Documenting an indication when prescribing antimicrobials is considered best practice; however, a better understanding of the evidence is needed to support broader implementation of this practice.
We performed a scoping review to evaluate antimicrobial indication documentation as it pertains to its implementation, prevalence, accuracy and impact on clinical and utilisation outcomes in all patient populations.
Published and unpublished literature evaluating the documentation of an indication for antimicrobial prescribing.
Sources of evidence
A search was conducted in MEDLINE, Embase, CINAHL and International Pharmaceutical Abstracts in addition to a review of the grey literature.
Charting and analysis
Screening and extraction was performed by two independent reviewers. Studies were categorised inductively and results were presented descriptively.
We identified 123 peer-reviewed articles and grey literature documents for inclusion. Most studies took place in a hospital setting (109, 89%). The median prevalence of antimicrobial indication documentation was 75% (range 4%–100%). Studies evaluating the impact of indication documentation on prescribing and patient outcomes most commonly examined appropriateness and identified a benefit to prescribing or patient outcomes in 17 of 19 studies. Qualitative studies evaluating healthcare worker perspectives (n=10) noted the common barriers and facilitators to this practice.

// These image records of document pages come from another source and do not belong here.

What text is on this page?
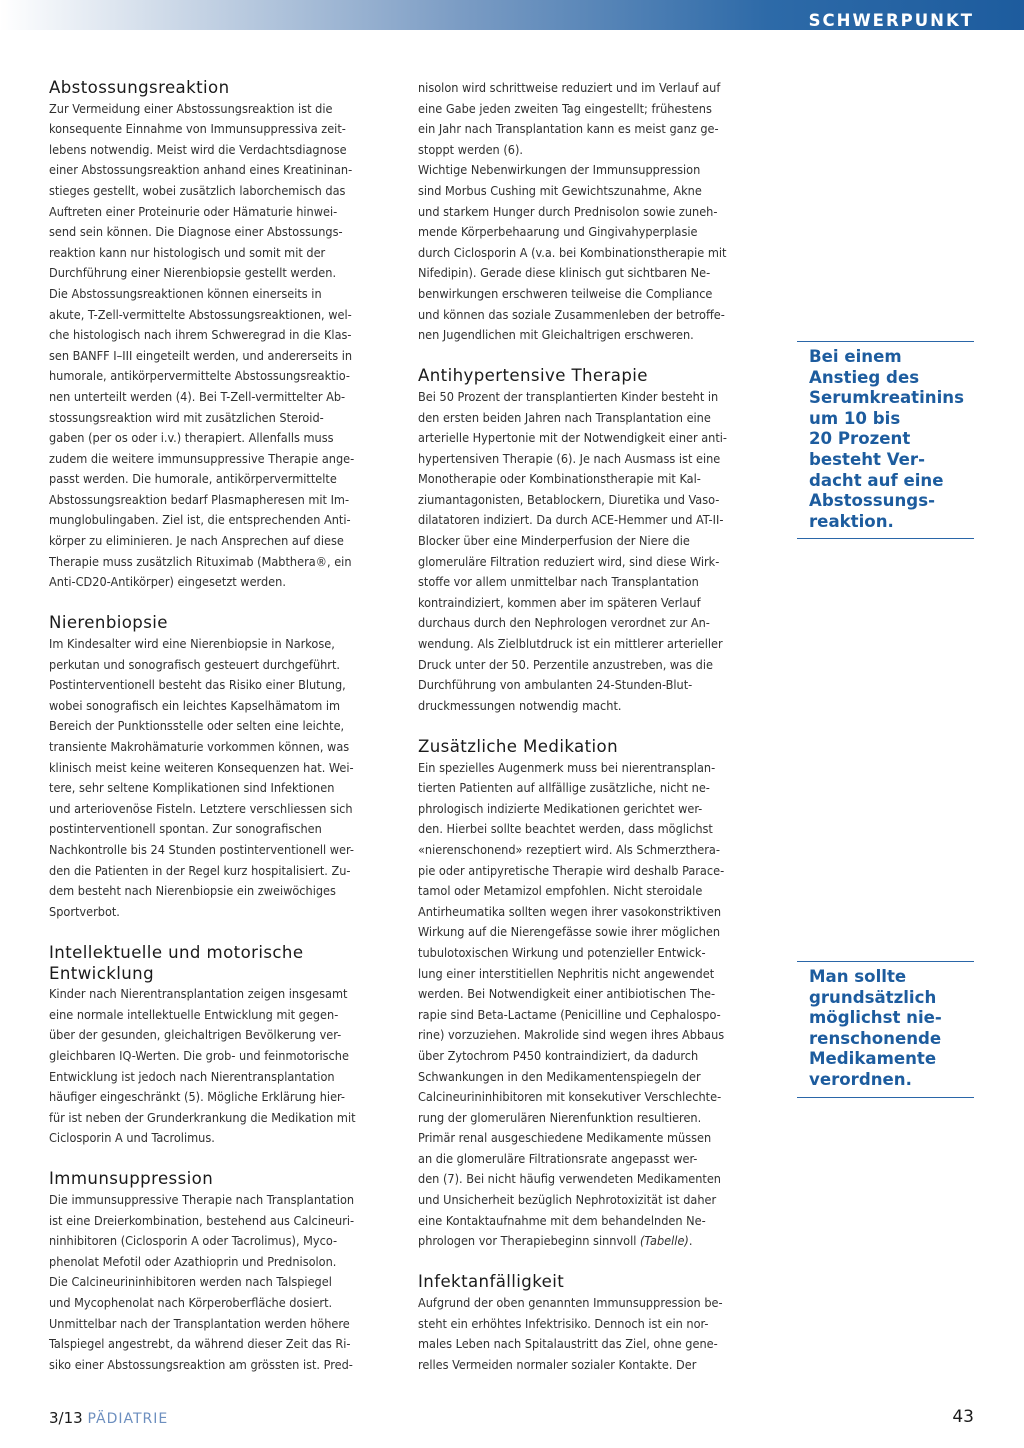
SCHWERPUNKT
Abstossungsreaktion
Zur Vermeidung einer Abstossungsreaktion ist die
konsequente Einnahme von Immunsuppressiva zeit-
lebens notwendig. Meist wird die Verdachtsdiagnose
einer Abstossungsreaktion anhand eines Kreatininan-
stieges gestellt, wobei zusätzlich laborchemisch das
Auftreten einer Proteinurie oder Hämaturie hinwei-
send sein können. Die Diagnose einer Abstossungs-
reaktion kann nur histologisch und somit mit der
Durchführung einer Nierenbiopsie gestellt werden.
Die Abstossungsreaktionen können einerseits in
akute, T-Zell-vermittelte Abstossungsreaktionen, wel-
che histologisch nach ihrem Schweregrad in die Klas-
sen BANFF I–III eingeteilt werden, und andererseits in
humorale, antikörpervermittelte Abstossungsreaktio-
nen unterteilt werden (4). Bei T-Zell-vermittelter Ab-
stossungsreaktion wird mit zusätzlichen Steroid-
gaben (per os oder i.v.) therapiert. Allenfalls muss
zudem die weitere immunsuppressive Therapie ange-
passt werden. Die humorale, antikörpervermittelte
Abstossungsreaktion bedarf Plasmapheresen mit Im-
munglobulingaben. Ziel ist, die entsprechenden Anti-
körper zu eliminieren. Je nach Ansprechen auf diese
Therapie muss zusätzlich Rituximab (Mabthera®, ein
Anti-CD20-Antikörper) eingesetzt werden.
Nierenbiopsie
Im Kindesalter wird eine Nierenbiopsie in Narkose,
perkutan und sonografisch gesteuert durchgeführt.
Postinterventionell besteht das Risiko einer Blutung,
wobei sonografisch ein leichtes Kapselhämatom im
Bereich der Punktionsstelle oder selten eine leichte,
transiente Makrohämaturie vorkommen können, was
klinisch meist keine weiteren Konsequenzen hat. Wei-
tere, sehr seltene Komplikationen sind Infektionen
und arteriovenöse Fisteln. Letztere verschliessen sich
postinterventionell spontan. Zur sonografischen
Nachkontrolle bis 24 Stunden postinterventionell wer-
den die Patienten in der Regel kurz hospitalisiert. Zu-
dem besteht nach Nierenbiopsie ein zweiwöchiges
Sportverbot.
Intellektuelle und motorische
Entwicklung
Kinder nach Nierentransplantation zeigen insgesamt
eine normale intellektuelle Entwicklung mit gegen-
über der gesunden, gleichaltrigen Bevölkerung ver-
gleichbaren IQ-Werten. Die grob- und feinmotorische
Entwicklung ist jedoch nach Nierentransplantation
häufiger eingeschränkt (5). Mögliche Erklärung hier-
für ist neben der Grunderkrankung die Medikation mit
Ciclosporin A und Tacrolimus.
Immunsuppression
Die immunsuppressive Therapie nach Transplantation
ist eine Dreierkombination, bestehend aus Calcineuri-
ninhibitoren (Ciclosporin A oder Tacrolimus), Myco-
phenolat Mefotil oder Azathioprin und Prednisolon.
Die Calcineurininhibitoren werden nach Talspiegel
und Mycophenolat nach Körperoberfläche dosiert.
Unmittelbar nach der Transplantation werden höhere
Talspiegel angestrebt, da während dieser Zeit das Ri-
siko einer Abstossungsreaktion am grössten ist. Pred-
nisolon wird schrittweise reduziert und im Verlauf auf
eine Gabe jeden zweiten Tag eingestellt; frühestens
ein Jahr nach Transplantation kann es meist ganz ge-
stoppt werden (6).
Wichtige Nebenwirkungen der Immunsuppression
sind Morbus Cushing mit Gewichtszunahme, Akne
und starkem Hunger durch Prednisolon sowie zuneh-
mende Körperbehaarung und Gingivahyperplasie
durch Ciclosporin A (v.a. bei Kombinationstherapie mit
Nifedipin). Gerade diese klinisch gut sichtbaren Ne-
benwirkungen erschweren teilweise die Compliance
und können das soziale Zusammenleben der betroffe-
nen Jugendlichen mit Gleichaltrigen erschweren.
Antihypertensive Therapie
Bei 50 Prozent der transplantierten Kinder besteht in
den ersten beiden Jahren nach Transplantation eine
arterielle Hypertonie mit der Notwendigkeit einer anti-
hypertensiven Therapie (6). Je nach Ausmass ist eine
Monotherapie oder Kombinationstherapie mit Kal-
ziumantagonisten, Betablockern, Diuretika und Vaso-
dilatatoren indiziert. Da durch ACE-Hemmer und AT-II-
Blocker über eine Minderperfusion der Niere die
glomeruläre Filtration reduziert wird, sind diese Wirk-
stoffe vor allem unmittelbar nach Transplantation
kontraindiziert, kommen aber im späteren Verlauf
durchaus durch den Nephrologen verordnet zur An-
wendung. Als Zielblutdruck ist ein mittlerer arterieller
Druck unter der 50. Perzentile anzustreben, was die
Durchführung von ambulanten 24-Stunden-Blut-
druckmessungen notwendig macht.
Zusätzliche Medikation
Ein spezielles Augenmerk muss bei nierentransplan-
tierten Patienten auf allfällige zusätzliche, nicht ne-
phrologisch indizierte Medikationen gerichtet wer-
den. Hierbei sollte beachtet werden, dass möglichst
«nierenschonend» rezeptiert wird. Als Schmerzthera-
pie oder antipyretische Therapie wird deshalb Parace-
tamol oder Metamizol empfohlen. Nicht steroidale
Antirheumatika sollten wegen ihrer vasokonstriktiven
Wirkung auf die Nierengefässe sowie ihrer möglichen
tubulotoxischen Wirkung und potenzieller Entwick-
lung einer interstitiellen Nephritis nicht angewendet
werden. Bei Notwendigkeit einer antibiotischen The-
rapie sind Beta-Lactame (Penicilline und Cephalospo-
rine) vorzuziehen. Makrolide sind wegen ihres Abbaus
über Zytochrom P450 kontraindiziert, da dadurch
Schwankungen in den Medikamentenspiegeln der
Calcineurininhibitoren mit konsekutiver Verschlechte-
rung der glomerulären Nierenfunktion resultieren.
Primär renal ausgeschiedene Medikamente müssen
an die glomeruläre Filtrationsrate angepasst wer-
den (7). Bei nicht häufig verwendeten Medikamenten
und Unsicherheit bezüglich Nephrotoxizität ist daher
eine Kontaktaufnahme mit dem behandelnden Ne-
phrologen vor Therapiebeginn sinnvoll (Tabelle).
Infektanfälligkeit
Aufgrund der oben genannten Immunsuppression be-
steht ein erhöhtes Infektrisiko. Dennoch ist ein nor-
males Leben nach Spitalaustritt das Ziel, ohne gene-
relles Vermeiden normaler sozialer Kontakte. Der
Bei einem
Anstieg des
Serumkreatinins
um 10 bis
20 Prozent
besteht Ver-
dacht auf eine
Abstossungs-
reaktion.
Man sollte
grundsätzlich
möglichst nie-
renschonende
Medikamente
verordnen.
3/13 PÄDIATRIE	43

There is growing interest in the importance of documenting an indication when prescribing antimicrobials. While antimicrobial indication documentation is not uniformly implemented, several studies have shown that multipronged approaches can be used to improve this practice. Emerging evidence demonstrates that antimicrobial indication documentation is associated with improved prescribing and patient outcomes both in community and hospital settings. But setting-specific and larger trials are needed to provide a more robust evidence base for this practice.